Promoting district heating and storage
For several years, district heating and heat storage have been eligible for a single payment within the framework of the CHP Act. In 2013, 1.017 district heating systems with a length of 423 km were funded with a total of €110 million. Plant owners must demonstrate, no later than 36 months after startup, that 60% of the utilized heat has been obtained from a cogeneration plant. In some cases, industrial surplus heat and heat from renewable energy sources meet funding requirements. The funding is for small district heating up to 40% and for district heating with an average mean nominal diameter over 100 mm, for up to 30% of their expenditure. Heat storage can also be promoted by the CHP Act.

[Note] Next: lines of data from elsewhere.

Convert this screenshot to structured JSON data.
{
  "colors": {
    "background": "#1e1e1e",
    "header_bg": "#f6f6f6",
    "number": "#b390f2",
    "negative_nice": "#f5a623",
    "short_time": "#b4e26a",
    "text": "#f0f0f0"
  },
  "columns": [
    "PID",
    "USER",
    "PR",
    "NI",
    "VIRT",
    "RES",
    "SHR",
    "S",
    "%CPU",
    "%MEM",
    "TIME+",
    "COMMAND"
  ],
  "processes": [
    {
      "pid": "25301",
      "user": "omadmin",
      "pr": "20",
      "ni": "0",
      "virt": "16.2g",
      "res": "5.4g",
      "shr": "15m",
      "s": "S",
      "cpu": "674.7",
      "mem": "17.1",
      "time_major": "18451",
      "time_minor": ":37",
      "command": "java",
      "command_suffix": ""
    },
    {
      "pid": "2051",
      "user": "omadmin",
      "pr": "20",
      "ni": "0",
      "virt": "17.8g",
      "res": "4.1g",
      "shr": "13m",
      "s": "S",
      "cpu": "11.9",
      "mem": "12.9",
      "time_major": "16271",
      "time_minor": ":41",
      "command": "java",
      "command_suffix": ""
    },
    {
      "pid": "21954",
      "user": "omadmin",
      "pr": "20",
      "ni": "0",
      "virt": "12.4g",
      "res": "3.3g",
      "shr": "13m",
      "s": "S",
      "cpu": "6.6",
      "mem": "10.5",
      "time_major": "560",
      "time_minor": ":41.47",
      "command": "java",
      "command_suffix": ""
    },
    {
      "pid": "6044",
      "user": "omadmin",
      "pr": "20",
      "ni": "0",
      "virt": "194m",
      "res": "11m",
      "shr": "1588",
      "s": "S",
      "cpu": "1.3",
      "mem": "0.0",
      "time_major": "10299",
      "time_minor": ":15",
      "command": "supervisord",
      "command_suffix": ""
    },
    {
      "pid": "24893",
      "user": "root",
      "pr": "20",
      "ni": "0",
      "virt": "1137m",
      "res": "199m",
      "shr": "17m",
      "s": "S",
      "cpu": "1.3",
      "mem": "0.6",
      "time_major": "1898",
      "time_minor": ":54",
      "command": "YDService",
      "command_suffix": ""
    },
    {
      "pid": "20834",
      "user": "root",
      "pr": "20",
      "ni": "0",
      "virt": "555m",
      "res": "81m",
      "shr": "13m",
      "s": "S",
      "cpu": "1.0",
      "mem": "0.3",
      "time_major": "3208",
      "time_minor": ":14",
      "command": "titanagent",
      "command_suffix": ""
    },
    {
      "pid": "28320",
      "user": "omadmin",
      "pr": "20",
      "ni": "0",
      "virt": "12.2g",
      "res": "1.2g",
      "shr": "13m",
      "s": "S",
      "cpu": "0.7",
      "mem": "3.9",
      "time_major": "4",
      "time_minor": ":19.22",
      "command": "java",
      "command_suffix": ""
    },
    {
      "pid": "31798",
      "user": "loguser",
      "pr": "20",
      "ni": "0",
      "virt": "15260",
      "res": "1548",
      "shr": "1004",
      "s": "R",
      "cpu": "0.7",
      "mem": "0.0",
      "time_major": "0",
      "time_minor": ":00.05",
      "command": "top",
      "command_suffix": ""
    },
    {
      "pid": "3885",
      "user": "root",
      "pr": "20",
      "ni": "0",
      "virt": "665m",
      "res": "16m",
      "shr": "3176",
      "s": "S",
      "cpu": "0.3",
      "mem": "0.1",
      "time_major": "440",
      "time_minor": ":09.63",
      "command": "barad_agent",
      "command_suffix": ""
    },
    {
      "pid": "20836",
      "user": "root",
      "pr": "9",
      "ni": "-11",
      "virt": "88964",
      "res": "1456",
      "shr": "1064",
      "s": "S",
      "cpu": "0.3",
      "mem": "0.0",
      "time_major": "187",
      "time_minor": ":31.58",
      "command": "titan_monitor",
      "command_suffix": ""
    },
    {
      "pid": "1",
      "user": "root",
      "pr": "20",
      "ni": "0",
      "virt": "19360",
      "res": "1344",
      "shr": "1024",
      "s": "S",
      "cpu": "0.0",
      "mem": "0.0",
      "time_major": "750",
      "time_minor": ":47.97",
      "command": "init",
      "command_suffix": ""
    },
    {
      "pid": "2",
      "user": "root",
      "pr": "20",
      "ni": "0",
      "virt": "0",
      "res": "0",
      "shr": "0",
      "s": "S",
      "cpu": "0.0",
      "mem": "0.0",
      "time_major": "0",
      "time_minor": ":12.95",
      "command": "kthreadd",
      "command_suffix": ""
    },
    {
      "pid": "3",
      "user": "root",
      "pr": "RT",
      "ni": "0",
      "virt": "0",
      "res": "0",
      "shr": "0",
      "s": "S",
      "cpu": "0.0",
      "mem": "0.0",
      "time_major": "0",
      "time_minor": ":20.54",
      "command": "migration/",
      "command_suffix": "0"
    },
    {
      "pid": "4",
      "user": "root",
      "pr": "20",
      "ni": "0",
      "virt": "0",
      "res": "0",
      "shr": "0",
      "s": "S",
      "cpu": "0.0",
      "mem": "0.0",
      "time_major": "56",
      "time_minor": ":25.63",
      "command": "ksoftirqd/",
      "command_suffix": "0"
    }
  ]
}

In 2014, 129 heat storage systems with a total of 122,000 cubic meters of storage capacity were funded with approximately €15.5 million.
Promotion without borders
Cogeneration producers in Europe will benefit from the new German CHP Act in the future. According to the Act, CHP plants built in a European country will be entitled to receive the CHP bonus under certain conditions.
The new CHP Act is written in an even more complex manner than the previous support systems for cogeneration. Numerous new demands must be met in order to allow flexible compensation for CHP plants competing in a fluctuating renewable energies market. A considerable overhead in measurement, direct selling and management of investments will be the consequence.
Through the new CHP Act, the German government demonstrates the importance of cogeneration as a flexible and balancing energy source. It is also an obvious intention of the legislature to grant higher funding for cogeneration plants that otherwise have low revenues, such as in district heating. On the other hand, plant owners who primarily or even entirely use electricity from cogeneration receive smaller bonuses, or in some cases none at all.
In the segment up to 50 kW (mini-CHP), the new CHP Act will predominantly lead to economic improvement. In particular, CHP plants operated in the municipal or residential sectors, or in school buildings with a capacity of 4000 to 5000 hours per year, will benefit from the funding period of 60,000 full-load hours and the respective higher CHP bonuses for electricity fed to the grid.
Fuel cells lose their special privileges within the CHP Act. However, due to a generous transitional arrangement, new projects can be brought forward and initiated until the end of 2016. Subsequently, an additional investment of federal funding is being considered. The expansion of district heating and heat storage with renewables, such as solar thermal support, will continue to be promoted. The CHP Act sets clear objectives and targets until 2022, with an outlook towards 2025.